Why do you spin faster when you tuck your arms and legs in?


So far all the explanations I’ve seen have basically just said, “cause physics”.

In: Physics

There is something called “Conservation of angular momentum”. Essentially for spinning things, the momentum is how fast it rotates times something called the “moment of inertia”. Well, the inertia of an item is a measure of how far stuff is from the center of mass. So something spread out like a pancake, would have a bigger moment of inertia than something that got smashed down into a small ball.

So, by tucking your arms and legs in, you are reducing your “moment of inertia”. Since angular momentum is your moment of inertia times how fast you rotate, your body has to rotate faster to have the same angular momentum for your smaller moment of inertia.

Energy and momentum are always conserved, so if momentum changes in something it has to come from or go somewhere else. This statement is where I’ll draw the “cause physics” line as discussing why that is true gets into above ELI5 territory, and is at the limit of my understanding.
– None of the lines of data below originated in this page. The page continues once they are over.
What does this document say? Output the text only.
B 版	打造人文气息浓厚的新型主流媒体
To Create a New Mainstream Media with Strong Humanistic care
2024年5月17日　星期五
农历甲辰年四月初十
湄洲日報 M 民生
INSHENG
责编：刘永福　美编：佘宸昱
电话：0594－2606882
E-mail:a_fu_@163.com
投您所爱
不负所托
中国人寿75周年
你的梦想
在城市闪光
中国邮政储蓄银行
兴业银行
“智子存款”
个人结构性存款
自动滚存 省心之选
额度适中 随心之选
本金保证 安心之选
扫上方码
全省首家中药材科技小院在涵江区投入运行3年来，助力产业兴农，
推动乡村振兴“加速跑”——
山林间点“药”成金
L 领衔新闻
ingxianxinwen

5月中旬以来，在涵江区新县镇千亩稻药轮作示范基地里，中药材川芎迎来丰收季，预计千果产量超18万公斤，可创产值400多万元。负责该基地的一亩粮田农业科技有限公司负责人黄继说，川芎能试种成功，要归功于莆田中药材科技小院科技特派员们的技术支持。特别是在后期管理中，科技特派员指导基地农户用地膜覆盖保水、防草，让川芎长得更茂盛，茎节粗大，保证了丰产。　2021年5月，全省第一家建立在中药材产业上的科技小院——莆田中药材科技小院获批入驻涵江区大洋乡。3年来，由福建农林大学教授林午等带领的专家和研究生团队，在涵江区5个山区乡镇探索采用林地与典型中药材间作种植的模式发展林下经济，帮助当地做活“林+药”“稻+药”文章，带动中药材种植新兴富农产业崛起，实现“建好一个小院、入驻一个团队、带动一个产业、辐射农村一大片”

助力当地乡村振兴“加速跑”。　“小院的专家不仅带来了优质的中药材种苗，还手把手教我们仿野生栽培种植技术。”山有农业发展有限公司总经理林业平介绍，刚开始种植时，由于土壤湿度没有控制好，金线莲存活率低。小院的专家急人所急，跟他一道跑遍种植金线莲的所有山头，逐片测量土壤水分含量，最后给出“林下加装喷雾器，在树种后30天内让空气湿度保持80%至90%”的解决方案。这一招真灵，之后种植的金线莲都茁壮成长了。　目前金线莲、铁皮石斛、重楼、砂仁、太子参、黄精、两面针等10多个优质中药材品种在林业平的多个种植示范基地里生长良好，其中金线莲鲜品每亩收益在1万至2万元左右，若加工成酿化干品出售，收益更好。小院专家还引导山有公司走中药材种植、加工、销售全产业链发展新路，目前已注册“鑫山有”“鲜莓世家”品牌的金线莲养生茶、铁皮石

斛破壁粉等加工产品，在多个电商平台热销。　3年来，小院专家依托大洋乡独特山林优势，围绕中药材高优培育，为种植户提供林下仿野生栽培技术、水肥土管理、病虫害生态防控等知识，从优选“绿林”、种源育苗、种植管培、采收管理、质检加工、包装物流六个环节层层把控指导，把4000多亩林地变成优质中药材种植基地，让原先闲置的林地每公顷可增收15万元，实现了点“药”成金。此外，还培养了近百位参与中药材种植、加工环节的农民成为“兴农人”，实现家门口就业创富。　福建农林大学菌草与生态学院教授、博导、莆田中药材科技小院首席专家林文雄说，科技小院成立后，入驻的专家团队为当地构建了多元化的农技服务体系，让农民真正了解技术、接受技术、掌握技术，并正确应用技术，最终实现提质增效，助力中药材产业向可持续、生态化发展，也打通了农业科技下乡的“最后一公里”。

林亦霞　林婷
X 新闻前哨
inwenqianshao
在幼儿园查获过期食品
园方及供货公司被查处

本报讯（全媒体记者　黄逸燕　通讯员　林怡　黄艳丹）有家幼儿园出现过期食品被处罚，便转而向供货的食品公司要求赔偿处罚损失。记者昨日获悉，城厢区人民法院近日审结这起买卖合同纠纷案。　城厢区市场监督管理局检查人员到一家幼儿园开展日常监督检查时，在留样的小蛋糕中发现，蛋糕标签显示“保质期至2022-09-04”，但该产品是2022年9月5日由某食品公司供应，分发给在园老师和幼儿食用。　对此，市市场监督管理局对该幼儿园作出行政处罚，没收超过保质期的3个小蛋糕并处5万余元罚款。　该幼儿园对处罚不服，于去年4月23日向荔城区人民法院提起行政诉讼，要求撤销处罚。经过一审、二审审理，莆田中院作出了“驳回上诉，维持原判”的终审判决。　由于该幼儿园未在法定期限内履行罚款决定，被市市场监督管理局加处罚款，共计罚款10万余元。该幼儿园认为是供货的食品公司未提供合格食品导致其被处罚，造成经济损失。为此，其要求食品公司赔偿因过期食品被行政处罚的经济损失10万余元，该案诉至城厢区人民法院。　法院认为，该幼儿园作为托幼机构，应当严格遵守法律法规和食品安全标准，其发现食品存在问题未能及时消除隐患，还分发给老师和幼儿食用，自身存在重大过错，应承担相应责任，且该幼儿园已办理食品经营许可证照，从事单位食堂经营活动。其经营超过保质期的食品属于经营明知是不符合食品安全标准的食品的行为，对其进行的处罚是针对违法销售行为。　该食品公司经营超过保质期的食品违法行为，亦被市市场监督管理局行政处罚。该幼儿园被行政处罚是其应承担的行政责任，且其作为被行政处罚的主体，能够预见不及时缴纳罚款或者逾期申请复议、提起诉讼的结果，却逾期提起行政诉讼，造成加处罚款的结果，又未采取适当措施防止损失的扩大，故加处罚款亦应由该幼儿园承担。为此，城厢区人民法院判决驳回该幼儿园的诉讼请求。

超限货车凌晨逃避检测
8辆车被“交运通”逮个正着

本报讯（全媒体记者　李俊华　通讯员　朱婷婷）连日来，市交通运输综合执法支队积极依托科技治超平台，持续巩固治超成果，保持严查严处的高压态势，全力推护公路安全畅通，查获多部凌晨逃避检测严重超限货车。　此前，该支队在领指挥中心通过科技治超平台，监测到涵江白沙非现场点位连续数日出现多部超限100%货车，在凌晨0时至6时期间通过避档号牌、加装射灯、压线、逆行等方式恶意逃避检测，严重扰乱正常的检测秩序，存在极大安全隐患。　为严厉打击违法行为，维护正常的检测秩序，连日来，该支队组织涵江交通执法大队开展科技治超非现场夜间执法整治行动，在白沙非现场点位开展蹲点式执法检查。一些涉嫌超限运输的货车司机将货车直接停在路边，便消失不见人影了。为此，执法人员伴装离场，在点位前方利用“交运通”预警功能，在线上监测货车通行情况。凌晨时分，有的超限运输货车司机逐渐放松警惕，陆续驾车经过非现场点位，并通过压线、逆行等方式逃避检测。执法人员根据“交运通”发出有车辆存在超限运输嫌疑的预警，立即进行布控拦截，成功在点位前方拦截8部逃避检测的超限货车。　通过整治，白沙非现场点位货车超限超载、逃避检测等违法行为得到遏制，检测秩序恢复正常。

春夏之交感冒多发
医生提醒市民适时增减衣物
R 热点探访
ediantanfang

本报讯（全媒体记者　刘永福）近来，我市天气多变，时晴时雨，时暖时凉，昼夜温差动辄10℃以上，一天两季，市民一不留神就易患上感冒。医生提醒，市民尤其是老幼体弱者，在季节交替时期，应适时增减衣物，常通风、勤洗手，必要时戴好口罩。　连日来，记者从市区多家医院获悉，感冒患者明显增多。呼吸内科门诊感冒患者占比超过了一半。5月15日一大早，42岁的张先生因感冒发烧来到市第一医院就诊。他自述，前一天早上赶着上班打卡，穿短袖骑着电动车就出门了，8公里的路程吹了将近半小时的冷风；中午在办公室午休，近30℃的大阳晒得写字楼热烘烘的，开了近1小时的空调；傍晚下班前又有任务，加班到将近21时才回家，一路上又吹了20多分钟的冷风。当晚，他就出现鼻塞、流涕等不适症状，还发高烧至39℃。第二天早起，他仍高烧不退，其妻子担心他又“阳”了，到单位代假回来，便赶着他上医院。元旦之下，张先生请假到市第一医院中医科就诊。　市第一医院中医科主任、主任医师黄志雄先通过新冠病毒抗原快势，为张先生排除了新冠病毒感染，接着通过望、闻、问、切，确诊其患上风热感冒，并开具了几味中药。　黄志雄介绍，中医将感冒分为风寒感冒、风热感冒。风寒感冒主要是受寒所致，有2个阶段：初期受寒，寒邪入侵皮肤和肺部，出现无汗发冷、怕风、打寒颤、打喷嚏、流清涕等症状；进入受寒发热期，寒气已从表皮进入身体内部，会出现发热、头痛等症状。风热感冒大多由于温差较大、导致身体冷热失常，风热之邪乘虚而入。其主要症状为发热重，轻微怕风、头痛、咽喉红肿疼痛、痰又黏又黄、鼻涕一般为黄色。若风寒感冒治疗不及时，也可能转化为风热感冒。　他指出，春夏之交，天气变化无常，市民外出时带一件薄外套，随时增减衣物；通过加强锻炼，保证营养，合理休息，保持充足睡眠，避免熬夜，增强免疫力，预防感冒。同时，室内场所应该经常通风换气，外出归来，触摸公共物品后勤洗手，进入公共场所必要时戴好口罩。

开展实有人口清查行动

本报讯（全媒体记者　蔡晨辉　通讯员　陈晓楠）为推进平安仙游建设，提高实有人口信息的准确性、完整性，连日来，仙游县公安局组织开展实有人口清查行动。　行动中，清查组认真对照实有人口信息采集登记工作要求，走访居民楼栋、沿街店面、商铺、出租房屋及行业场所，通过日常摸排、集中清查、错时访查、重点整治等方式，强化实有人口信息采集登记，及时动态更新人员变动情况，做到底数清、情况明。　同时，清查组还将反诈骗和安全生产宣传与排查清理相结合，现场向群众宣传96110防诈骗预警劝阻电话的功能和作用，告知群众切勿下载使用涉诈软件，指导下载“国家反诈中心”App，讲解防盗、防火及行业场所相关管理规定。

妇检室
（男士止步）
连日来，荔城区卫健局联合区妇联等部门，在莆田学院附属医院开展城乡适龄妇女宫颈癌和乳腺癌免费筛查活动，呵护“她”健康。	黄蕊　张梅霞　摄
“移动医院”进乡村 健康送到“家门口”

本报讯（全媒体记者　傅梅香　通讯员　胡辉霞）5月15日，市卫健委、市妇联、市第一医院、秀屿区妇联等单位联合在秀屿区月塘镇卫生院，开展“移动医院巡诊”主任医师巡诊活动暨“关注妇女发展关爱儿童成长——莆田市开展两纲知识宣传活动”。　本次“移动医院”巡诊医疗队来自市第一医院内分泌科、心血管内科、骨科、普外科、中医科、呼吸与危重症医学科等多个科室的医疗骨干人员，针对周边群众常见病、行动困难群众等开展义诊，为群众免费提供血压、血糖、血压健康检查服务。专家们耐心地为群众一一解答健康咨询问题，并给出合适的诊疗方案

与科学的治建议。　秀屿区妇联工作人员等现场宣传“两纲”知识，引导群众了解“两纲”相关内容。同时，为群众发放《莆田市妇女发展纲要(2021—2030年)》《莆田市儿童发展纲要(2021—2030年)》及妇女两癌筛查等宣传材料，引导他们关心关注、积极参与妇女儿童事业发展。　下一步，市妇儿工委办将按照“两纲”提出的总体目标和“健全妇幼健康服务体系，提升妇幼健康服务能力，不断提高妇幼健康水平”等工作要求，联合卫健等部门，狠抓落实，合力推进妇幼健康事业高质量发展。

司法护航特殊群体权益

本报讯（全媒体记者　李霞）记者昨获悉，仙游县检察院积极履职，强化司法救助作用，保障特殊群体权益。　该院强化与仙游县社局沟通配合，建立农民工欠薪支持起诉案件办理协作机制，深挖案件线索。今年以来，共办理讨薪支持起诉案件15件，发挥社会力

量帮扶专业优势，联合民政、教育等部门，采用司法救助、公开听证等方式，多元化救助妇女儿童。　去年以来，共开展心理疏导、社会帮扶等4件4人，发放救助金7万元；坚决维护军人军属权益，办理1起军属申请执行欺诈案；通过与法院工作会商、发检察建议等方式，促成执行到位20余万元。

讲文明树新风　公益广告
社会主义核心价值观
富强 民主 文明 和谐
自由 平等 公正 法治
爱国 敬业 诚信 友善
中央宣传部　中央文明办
Now we can discuss how conservation of momentum affects your question about spinning. Anything that spins has a particular amount of angular momentum. The amount of momentum is a combination of how fast it spins, how much mass it has, and how far away from the center (axis of rotation) of the spin that mass is (further out = more momentum). For a figure skater their total mass doesn’t change. If they have their arms or legs out then that mass is farther out from their axis of rotation. When they bring their limbs in their mass is concentrated near the axis of rotation. For momentum to be conserved they have to be spinning slower with their limbs out and faster with their limbs in.


Arms and legs out = big circle

Arms and legs in = small circle

If you have the same oomph, but less distance to move, you move faster.